An excerpt from A Life Derailed: My Journey with ALS
I grew up in the backyard, on the sidewalks, streets, and driveways, and in the half-dozen parcels of woods that made up the neighborhood. My brother and I, and the handful of kids close by, grew up under each other’s supervision, mostly outside. We rode bikes and built tree forts (three that I can think of); we played basketball in the driveway and roller hockey in the street; we spent winters walking with sleds to hills in the woods known only to kids. We made up and adapted games, from “poor golf ” to “tree ball” and “0-2” to playing ping-pong with cardboard cake-round paddles on an unhinged door in the basement. We built an ice rink with full-size plywood boards and made our own goals, many of us learning to skate in the process. We spent every spare moment—throughout the spring, summer, and fall, during the day and under the lights, in the heat and in the cold—playing game after game of Wiffle ball at “Dumont Diamond” in my backyard.
I never thought of any of it as exercise. When other kids would say they liked to “hang out with friends” on the weekends, I was confused, unsure what that meant. But what did you do? I’d think to myself. The kids in the neighborhood, from across the street and a few blocks away, were always in motion.

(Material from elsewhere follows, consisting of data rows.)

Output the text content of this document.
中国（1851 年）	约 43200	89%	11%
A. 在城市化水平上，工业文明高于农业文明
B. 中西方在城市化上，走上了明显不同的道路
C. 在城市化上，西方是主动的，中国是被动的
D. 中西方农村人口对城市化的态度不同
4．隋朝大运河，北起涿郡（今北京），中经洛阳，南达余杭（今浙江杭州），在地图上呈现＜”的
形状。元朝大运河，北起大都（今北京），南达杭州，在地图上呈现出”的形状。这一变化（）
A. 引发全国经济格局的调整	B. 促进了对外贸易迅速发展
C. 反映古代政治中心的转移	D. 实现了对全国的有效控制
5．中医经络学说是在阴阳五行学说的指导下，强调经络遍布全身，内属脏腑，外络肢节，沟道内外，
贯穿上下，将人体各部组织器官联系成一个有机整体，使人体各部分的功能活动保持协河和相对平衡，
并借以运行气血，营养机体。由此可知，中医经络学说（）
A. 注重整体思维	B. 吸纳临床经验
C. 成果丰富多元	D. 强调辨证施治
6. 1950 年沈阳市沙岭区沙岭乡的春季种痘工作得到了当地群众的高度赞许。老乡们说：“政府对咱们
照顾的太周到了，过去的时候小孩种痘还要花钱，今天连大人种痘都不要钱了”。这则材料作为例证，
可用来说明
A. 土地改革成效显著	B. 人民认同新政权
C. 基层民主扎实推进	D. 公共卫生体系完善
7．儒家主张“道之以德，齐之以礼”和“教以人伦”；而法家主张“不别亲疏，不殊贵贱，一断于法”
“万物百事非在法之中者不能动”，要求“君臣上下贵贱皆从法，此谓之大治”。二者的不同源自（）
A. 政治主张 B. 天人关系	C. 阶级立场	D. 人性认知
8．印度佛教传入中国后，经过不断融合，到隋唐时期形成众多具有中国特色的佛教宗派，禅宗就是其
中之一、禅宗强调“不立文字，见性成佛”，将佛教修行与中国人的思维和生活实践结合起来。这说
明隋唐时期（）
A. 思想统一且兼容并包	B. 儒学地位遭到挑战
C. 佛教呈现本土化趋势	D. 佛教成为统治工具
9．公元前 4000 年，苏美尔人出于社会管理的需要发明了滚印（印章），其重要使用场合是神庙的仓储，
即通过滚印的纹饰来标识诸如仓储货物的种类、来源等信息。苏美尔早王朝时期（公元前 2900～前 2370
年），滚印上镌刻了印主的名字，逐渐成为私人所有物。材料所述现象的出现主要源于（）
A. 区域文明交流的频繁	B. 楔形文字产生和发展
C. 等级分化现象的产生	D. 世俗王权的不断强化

It’s what we did and became who we were. As I made my way through high school and college, and the neighborhood’s activities and characters were gradually left behind, I found new interests among new friends. In my brother’s footsteps, I took up cross-country skiing; we went running and hiked mountains, always with speed and ease, like we’d done it before. In college, I started downhill skiing, going on canoe and camping trips, playing pickup basketball, and walking, biking, and rollerblading all over town. Early in my post-college career, I added more golf and spent my winter weekends at the mountain.
Almost all of the people I spent time with, throughout each of the phases of my life, I met through sports. I never thought to ask what we had in common; I never had to. Though my life was always full of more questions than answers, I never needed to wonder who I was or what I liked in the world of athletics and competition.
Through the difficult times in my life—whether sad, or lonely, or stressed—physical activity was always there. When I needed to clear my head or feel the satisfying, familiar sense of accomplishment, I instinctively knew where to turn. When I began to lose that pillar of my life, I did the only thing I could: I fought to keep it.